Last Saturday was the 207th anniversary of the Battle of Waterloo, fought on Sunday, June 18, 1815. It was the decisive battle that ended Napoleon Bonaparte’s imperial ambitions for good. The battle was the culmination of nearly 20 years of conflict in Europe. As you would imagine, it created a public health crisis. An estimated 50,000 casualties, dead, dying and wounded were left on the battlefield when it was over. Some diseases can be transmitted from the dead to the living. According to the World Health Organization:
- Tuberculosis can be acquired if the bacillus is aerosolized – residual air in lungs exhaled, fluid from lungs spurted up through the nose or mouth during handling of the corpse.
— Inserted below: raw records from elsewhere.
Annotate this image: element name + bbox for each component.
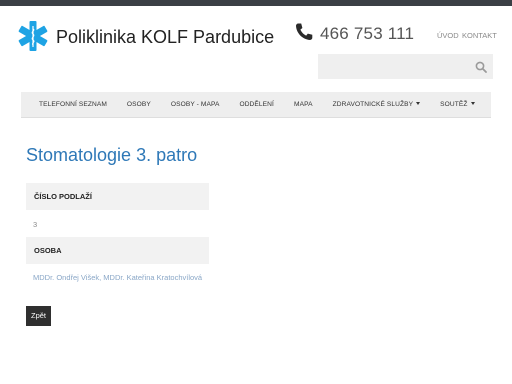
- site-title[interactable]: Poliklinika KOLF Pardubice: [56, 26, 274, 48]
- page-title: Stomatologie 3. patro: [26, 145, 198, 165]
- search-icon: [475, 61, 487, 73]
- nav-item-label: MAPA: [293, 100, 313, 108]
- nav-item-label: ZDRAVOTNICKÉ SLUŽBY: [332, 100, 414, 108]
- nav-item-osoby[interactable]: OSOBY: [117, 92, 161, 118]
- nav-item-label: OSOBY: [126, 100, 151, 108]
- field-value-person-links[interactable]: MDDr. Ondřej Višek, MDDr. Kateřina Krato…: [33, 273, 202, 282]
- nav-item-soutez[interactable]: SOUTĚŽ: [430, 92, 484, 118]
- field-label-person: OSOBA: [26, 237, 209, 264]
- nav-item-label: SOUTĚŽ: [440, 100, 468, 108]
- caret-down-icon: [416, 102, 421, 106]
- nav-item-telefonni-seznam[interactable]: TELEFONNÍ SEZNAM: [29, 92, 117, 118]
- field-label-floor-number: ČÍSLO PODLAŽÍ: [26, 183, 209, 210]
- main-navigation: TELEFONNÍ SEZNAM OSOBY OSOBY - MAPA ODDĚ…: [21, 92, 491, 118]
- back-button[interactable]: Zpět: [26, 306, 51, 326]
- nav-item-mapa[interactable]: MAPA: [284, 92, 323, 118]
- top-bar: [0, 0, 512, 6]
- nav-item-oddeleni[interactable]: ODDĚLENÍ: [229, 92, 284, 118]
- search-box: [318, 54, 493, 79]
- search-button[interactable]: [468, 54, 493, 79]
- search-input[interactable]: [318, 54, 468, 79]
- star-of-life-logo-icon[interactable]: [17, 20, 49, 52]
- nav-item-osoby-mapa[interactable]: OSOBY - MAPA: [161, 92, 230, 118]
- nav-item-label: OSOBY - MAPA: [170, 100, 220, 108]
- nav-item-label: ODDĚLENÍ: [239, 100, 274, 108]
- phone-number[interactable]: 466 753 111: [320, 23, 414, 45]
- link-kontakt[interactable]: KONTAKT: [462, 31, 497, 40]
- phone-icon: [296, 23, 313, 40]
- caret-down-icon: [470, 102, 475, 106]
- nav-item-zdravotnicke-sluzby[interactable]: ZDRAVOTNICKÉ SLUŽBY: [323, 92, 431, 118]
- field-value-floor-number: 3: [33, 220, 38, 229]
- nav-item-label: TELEFONNÍ SEZNAM: [39, 100, 107, 108]
- link-uvod[interactable]: ÚVOD: [437, 31, 459, 40]
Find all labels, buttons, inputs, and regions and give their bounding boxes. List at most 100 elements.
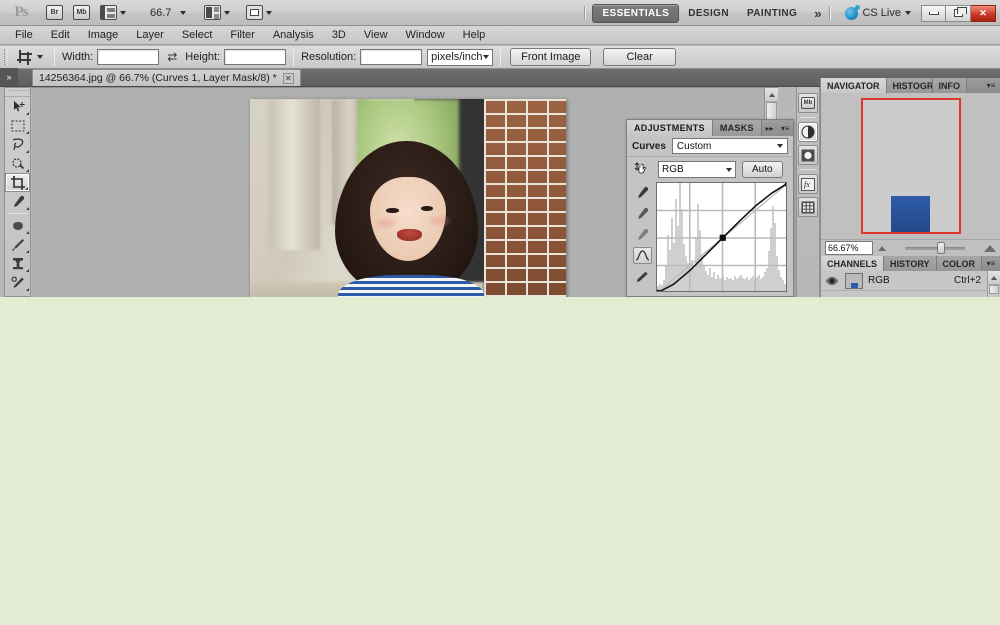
crop-height-input[interactable]	[224, 49, 287, 65]
history-brush-tool[interactable]	[5, 273, 30, 292]
lasso-tool[interactable]	[5, 135, 30, 154]
front-image-button[interactable]: Front Image	[510, 48, 592, 66]
panel-expand-grip[interactable]: »	[0, 68, 18, 86]
scroll-up-button[interactable]	[765, 88, 778, 102]
tab-history[interactable]: HISTORY	[884, 256, 937, 271]
workspace-essentials[interactable]: ESSENTIALS	[592, 3, 680, 23]
menu-select[interactable]: Select	[173, 27, 222, 43]
menu-layer[interactable]: Layer	[127, 27, 173, 43]
image-brick-wall	[483, 99, 566, 297]
image-subject-mouth	[396, 229, 423, 241]
flyout-triangle-icon	[26, 269, 29, 272]
swap-width-height-icon[interactable]: ⇄	[167, 50, 177, 64]
menu-view[interactable]: View	[355, 27, 397, 43]
move-tool[interactable]	[5, 97, 30, 116]
pencil-curve-tool[interactable]	[633, 268, 652, 285]
menu-help[interactable]: Help	[454, 27, 495, 43]
navigator-zoom-input[interactable]: 66.67%	[825, 241, 873, 255]
curves-graph[interactable]	[656, 182, 787, 292]
close-icon[interactable]: ✕	[282, 72, 294, 84]
quick-selection-tool[interactable]	[5, 154, 30, 173]
menu-3d[interactable]: 3D	[323, 27, 355, 43]
navigator-zoom-slider[interactable]	[891, 241, 979, 255]
crop-tool[interactable]	[5, 173, 30, 192]
tab-masks[interactable]: MASKS	[712, 120, 762, 136]
menu-window[interactable]: Window	[397, 27, 454, 43]
set-gray-point-eyedropper[interactable]	[633, 205, 652, 222]
window-controls: ✕	[921, 4, 996, 22]
tab-info[interactable]: INFO	[932, 78, 968, 93]
minimize-button[interactable]	[921, 4, 946, 22]
scroll-up-button[interactable]	[988, 271, 1000, 285]
document-tab[interactable]: 14256364.jpg @ 66.7% (Curves 1, Layer Ma…	[32, 69, 301, 86]
clear-button[interactable]: Clear	[603, 48, 676, 66]
zoom-out-icon[interactable]	[878, 245, 886, 251]
slider-knob[interactable]	[936, 242, 945, 254]
tab-navigator[interactable]: NAVIGATOR	[821, 78, 887, 93]
workspace-painting[interactable]: PAINTING	[738, 5, 806, 22]
eyedropper-tool[interactable]	[5, 192, 30, 211]
crop-width-input[interactable]	[97, 49, 160, 65]
eraser-tool[interactable]	[5, 292, 30, 297]
visibility-eye-icon[interactable]	[824, 274, 840, 288]
tab-channels[interactable]: CHANNELS	[821, 256, 884, 271]
menu-edit[interactable]: Edit	[42, 27, 79, 43]
zoom-level-control[interactable]: 66.7	[134, 3, 188, 23]
swatches-grid-icon[interactable]	[798, 197, 818, 217]
curves-channel-select[interactable]: RGB	[658, 161, 736, 178]
launch-bridge-button[interactable]: Br	[44, 3, 65, 23]
panel-menu-icon[interactable]: ▾≡	[777, 120, 793, 136]
set-white-point-eyedropper[interactable]	[633, 226, 652, 243]
auto-button[interactable]: Auto	[742, 161, 783, 178]
restore-button[interactable]	[946, 4, 971, 22]
view-extras-button[interactable]	[98, 3, 128, 23]
tool-preset-picker[interactable]	[13, 49, 47, 66]
styles-icon[interactable]: fx	[798, 174, 818, 194]
document-canvas[interactable]	[250, 99, 566, 297]
scrollbar-thumb[interactable]	[989, 285, 999, 294]
options-separator	[54, 48, 55, 66]
launch-mini-bridge-button[interactable]: Mb	[71, 3, 92, 23]
channel-name: RGB	[868, 275, 890, 286]
options-bar-grip[interactable]	[4, 49, 8, 65]
panel-menu-icon[interactable]: ▾≡	[982, 78, 1000, 93]
mini-bridge-icon[interactable]: Mb	[798, 93, 818, 113]
options-separator-2	[293, 48, 295, 66]
tab-histogram[interactable]: HISTOGRAM	[886, 78, 933, 93]
workspace-more-button[interactable]: »	[806, 6, 829, 21]
image-subject-cheek-right	[430, 216, 450, 225]
toolbox-grip[interactable]	[5, 88, 30, 97]
navigator-preview[interactable]	[821, 93, 1000, 239]
clone-stamp-tool[interactable]	[5, 254, 30, 273]
screen-mode-button[interactable]	[244, 3, 274, 23]
adjustments-icon[interactable]	[798, 122, 818, 142]
menu-analysis[interactable]: Analysis	[264, 27, 323, 43]
tab-adjustments[interactable]: ADJUSTMENTS	[627, 120, 713, 136]
rectangular-marquee-tool[interactable]	[5, 116, 30, 135]
channels-scrollbar[interactable]	[987, 271, 1000, 297]
navigator-zoom-row: 66.67%	[821, 239, 1000, 256]
arrange-documents-button[interactable]	[202, 3, 232, 23]
workspace-design[interactable]: DESIGN	[679, 5, 738, 22]
application-bar: Ps Br Mb 66.7 ESSENTIALS DESIGN PAINTING…	[0, 0, 1000, 26]
resolution-unit-select[interactable]: pixels/inch	[427, 48, 494, 66]
masks-icon[interactable]	[798, 145, 818, 165]
spot-healing-brush-tool[interactable]	[5, 216, 30, 235]
crop-resolution-input[interactable]	[360, 49, 423, 65]
curves-preset-select[interactable]: Custom	[671, 138, 788, 154]
collapse-to-icons-icon[interactable]: ▸▸	[762, 120, 778, 136]
tab-color[interactable]: COLOR	[936, 256, 982, 271]
menu-image[interactable]: Image	[79, 27, 128, 43]
brush-tool[interactable]	[5, 235, 30, 254]
table-row[interactable]: RGB Ctrl+2	[821, 271, 1000, 291]
photoshop-window: Ps Br Mb 66.7 ESSENTIALS DESIGN PAINTING…	[0, 0, 1000, 625]
cs-live-menu[interactable]: CS Live	[845, 4, 911, 20]
close-button[interactable]: ✕	[971, 4, 996, 22]
zoom-in-icon[interactable]	[984, 244, 996, 252]
on-image-adjustment-tool[interactable]	[632, 160, 652, 179]
edit-points-curve-tool[interactable]	[632, 247, 652, 264]
menu-filter[interactable]: Filter	[221, 27, 263, 43]
menu-file[interactable]: File	[6, 27, 42, 43]
panel-menu-icon[interactable]: ▾≡	[982, 256, 1000, 271]
set-black-point-eyedropper[interactable]	[633, 184, 652, 201]
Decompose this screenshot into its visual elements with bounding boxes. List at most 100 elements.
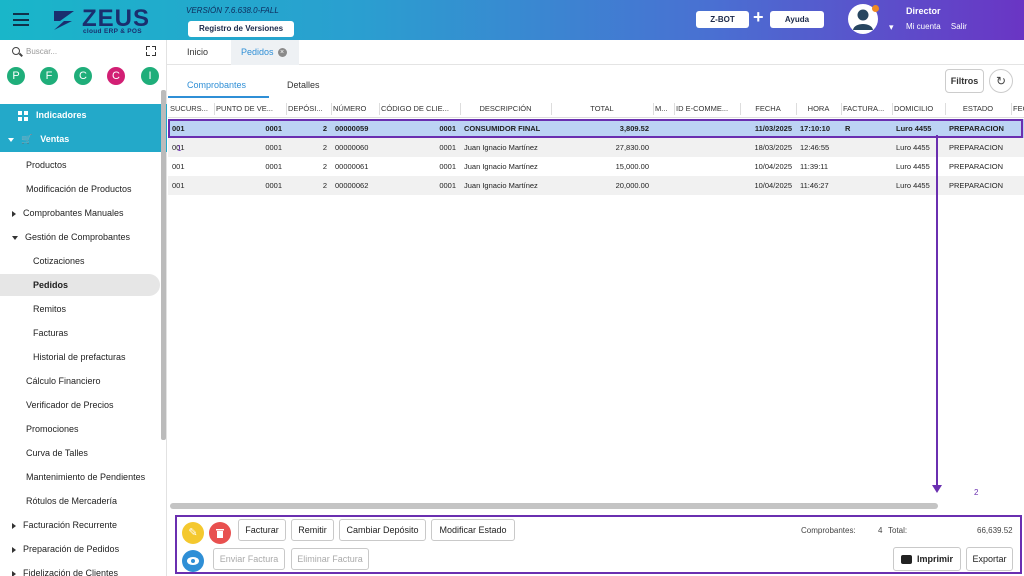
column-header[interactable]: FECHA — [742, 100, 794, 118]
column-header[interactable]: ID E-COMME... — [676, 100, 738, 118]
refresh-icon[interactable]: ↻ — [989, 69, 1013, 93]
sidebar-item-productos[interactable]: Productos — [0, 154, 160, 176]
column-header[interactable]: M... — [655, 100, 672, 118]
edit-icon[interactable]: ✎ — [182, 522, 204, 544]
table-cell: Luro 4455 — [896, 143, 930, 152]
tab-pedidos[interactable]: Pedidos × — [231, 40, 299, 65]
column-separator[interactable] — [460, 103, 461, 115]
eliminar-factura-button[interactable]: Eliminar Factura — [291, 548, 369, 570]
view-icon[interactable] — [182, 550, 204, 572]
column-header[interactable]: FEC — [1013, 100, 1024, 118]
arrow-down-icon — [932, 485, 942, 493]
quick-access-i[interactable]: I — [141, 67, 159, 85]
column-separator[interactable] — [551, 103, 552, 115]
column-separator[interactable] — [841, 103, 842, 115]
table-cell: Juan Ignacio Martínez — [464, 143, 538, 152]
sidebar-item-curva-de-talles[interactable]: Curva de Talles — [0, 442, 160, 464]
table-cell — [845, 176, 888, 195]
sidebar-scrollbar[interactable] — [161, 90, 166, 440]
column-separator[interactable] — [892, 103, 893, 115]
subtab-detalles[interactable]: Detalles — [287, 80, 320, 90]
sidebar-item-comprobantes-manuales[interactable]: Comprobantes Manuales — [0, 202, 160, 224]
zeus-logo-icon — [54, 11, 74, 30]
sidebar-item-fidelizacion-de-clientes[interactable]: Fidelización de Clientes — [0, 562, 160, 576]
expand-icon[interactable] — [146, 46, 156, 56]
quick-access-c-alt[interactable]: C — [107, 67, 125, 85]
column-header[interactable]: ESTADO — [947, 100, 1009, 118]
table-cell: 10/04/2025 — [754, 181, 792, 190]
sidebar-item-gestion-de-comprobantes[interactable]: Gestión de Comprobantes — [0, 226, 160, 248]
column-header[interactable]: DOMICILIO — [894, 100, 943, 118]
quick-access-f[interactable]: F — [40, 67, 58, 85]
column-header[interactable]: FACTURA... — [843, 100, 890, 118]
table-cell — [678, 138, 736, 157]
sidebar-item-facturas[interactable]: Facturas — [0, 322, 160, 344]
sidebar-item-calculo-financiero[interactable]: Cálculo Financiero — [0, 370, 160, 392]
column-header[interactable]: HORA — [798, 100, 839, 118]
my-account-link[interactable]: Mi cuenta — [906, 22, 941, 31]
quick-access-c[interactable]: C — [74, 67, 92, 85]
column-header[interactable]: TOTAL — [553, 100, 651, 118]
quick-access-p[interactable]: P — [7, 67, 25, 85]
sidebar-item-mantenimiento-de-pendientes[interactable]: Mantenimiento de Pendientes — [0, 466, 160, 488]
column-header[interactable]: DEPÓSI... — [288, 100, 329, 118]
menu-ventas[interactable]: 🛒 Ventas — [0, 128, 160, 150]
facturar-button[interactable]: Facturar — [238, 519, 286, 541]
horizontal-scrollbar[interactable] — [170, 503, 938, 509]
column-header[interactable]: DESCRIPCIÓN — [462, 100, 549, 118]
menu-ventas-label: Ventas — [40, 134, 70, 144]
sidebar-item-promociones[interactable]: Promociones — [0, 418, 160, 440]
sidebar-item-pedidos[interactable]: Pedidos — [0, 274, 160, 296]
sidebar-item-verificador-de-precios[interactable]: Verificador de Precios — [0, 394, 160, 416]
column-separator[interactable] — [740, 103, 741, 115]
chevron-down-icon[interactable]: ▾ — [889, 22, 894, 33]
column-separator[interactable] — [796, 103, 797, 115]
filters-button[interactable]: Filtros — [945, 69, 984, 93]
table-row[interactable]: 001 0001 2 00000061 0001 Juan Ignacio Martíne… — [168, 157, 1024, 176]
column-header[interactable]: PUNTO DE VE... — [216, 100, 284, 118]
menu-indicadores[interactable]: Indicadores — [0, 104, 160, 126]
zbot-button[interactable]: Z-BOT — [696, 11, 749, 28]
column-header[interactable]: NÚMERO — [333, 100, 377, 118]
column-separator[interactable] — [286, 103, 287, 115]
column-separator[interactable] — [331, 103, 332, 115]
version-log-button[interactable]: Registro de Versiones — [188, 21, 294, 37]
sidebar-item-label: Pedidos — [33, 280, 69, 290]
modificar-estado-button[interactable]: Modificar Estado — [431, 519, 515, 541]
sidebar-item-facturacion-recurrente[interactable]: Facturación Recurrente — [0, 514, 160, 536]
sidebar-item-preparacion-de-pedidos[interactable]: Preparación de Pedidos — [0, 538, 160, 560]
table-cell: Juan Ignacio Martínez — [464, 181, 538, 190]
imprimir-button[interactable]: Imprimir — [893, 547, 961, 571]
column-separator[interactable] — [379, 103, 380, 115]
table-row[interactable]: 001 0001 2 00000062 0001 Juan Ignacio Martíne… — [168, 176, 1024, 195]
table-row[interactable]: 001 0001 2 00000060 0001 Juan Ignacio Martíne… — [168, 138, 1024, 157]
tab-inicio[interactable]: Inicio — [177, 40, 218, 65]
column-separator[interactable] — [674, 103, 675, 115]
sidebar-search[interactable]: Buscar... — [12, 46, 142, 60]
column-separator[interactable] — [1011, 103, 1012, 115]
help-button[interactable]: Ayuda — [770, 11, 824, 28]
table-cell: 0001 — [265, 162, 282, 171]
column-separator[interactable] — [653, 103, 654, 115]
column-separator[interactable] — [945, 103, 946, 115]
enviar-factura-button[interactable]: Enviar Factura — [213, 548, 285, 570]
exportar-button[interactable]: Exportar — [966, 547, 1013, 571]
subtab-comprobantes[interactable]: Comprobantes — [187, 80, 246, 90]
column-header[interactable]: SUCURS... — [170, 100, 212, 118]
sidebar-item-historial-de-prefacturas[interactable]: Historial de prefacturas — [0, 346, 160, 368]
logout-link[interactable]: Salir — [951, 22, 967, 31]
sidebar-item-modificacion-de-productos[interactable]: Modificación de Productos — [0, 178, 160, 200]
column-header[interactable]: CÓDIGO DE CLIE... — [381, 100, 458, 118]
column-separator[interactable] — [214, 103, 215, 115]
column-annotation-marker: 2 — [974, 488, 979, 497]
cambiar-deposito-button[interactable]: Cambiar Depósito — [339, 519, 426, 541]
search-placeholder[interactable]: Buscar... — [26, 47, 57, 56]
sidebar-item-rotulos-de-mercaderia[interactable]: Rótulos de Mercadería — [0, 490, 160, 512]
delete-icon[interactable] — [209, 522, 231, 544]
menu-icon[interactable] — [13, 13, 29, 26]
sidebar-item-remitos[interactable]: Remitos — [0, 298, 160, 320]
sidebar-item-label: Facturas — [33, 328, 69, 338]
close-icon[interactable]: × — [277, 48, 287, 58]
remitir-button[interactable]: Remitir — [291, 519, 334, 541]
sidebar-item-cotizaciones[interactable]: Cotizaciones — [0, 250, 160, 272]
- Bloodborne viruses can be transmitted via direct contact of non-intact skin or mucous membrane from splashing of blood or body fluid or from injury from bone fragments and needles.
- Gastrointestinal (GI) infections can easily be transmitted from faeces leaked from dead bodies. Transmission occurs via the faecal–oral route through direct contact with the body, soiled clothes or contaminated vehicles or equipment. GI infections can also be spread as a result of contamination of the water supply with dead bodies.
Numerous eyewitness accounts exist, many of whom wrote about the aftermath. The stench of decaying bodies was immense. The most immediate problem, what to do with the corpses of tens of thousands of dead soldiers plus an untold number of dead horses. Purportedly many were buried in shallow mass graves, while some were burned. Frederick Hope Pattison was a Lieutenant in the 33rd Regiment. He observed:
Preparations were soon set afoot to bury the dead by digging large trenches, into which they were thrown promiscuously – friend and foe together – there to rest in peace until the resurrection trumpet shall, by a loud blast, awake them from their long sleep! (Pattison 2001, 72).
You would expect in the intervening 207 years since the battle that there would be memorials marking the mass graves to commemorate an important period in history. The problem: no mass graves have been found.
The battle was one of the deadliest of the century, but to the bewilderment of archaeologists, only one full skeleton has been found to this day.
So what happened to the dead soldiers who fell at the battle of Waterloo?
There is, however, one more factor that might explain this apparent absence of burials. In the two decades following the Battle of Waterloo, European battlefields provided a convenient source of bone that could be ground down into bone-meal, which before the discovery of superphosphates in the 1840s was an effective form of fertilizer (Tandon 2010). One of the main markets for this raw material, which included both human and animal bone, was the British Isles.
Apparently, the practice of using the bones of fallen soldiers for fertilizer was common before better fertilizers were discovered.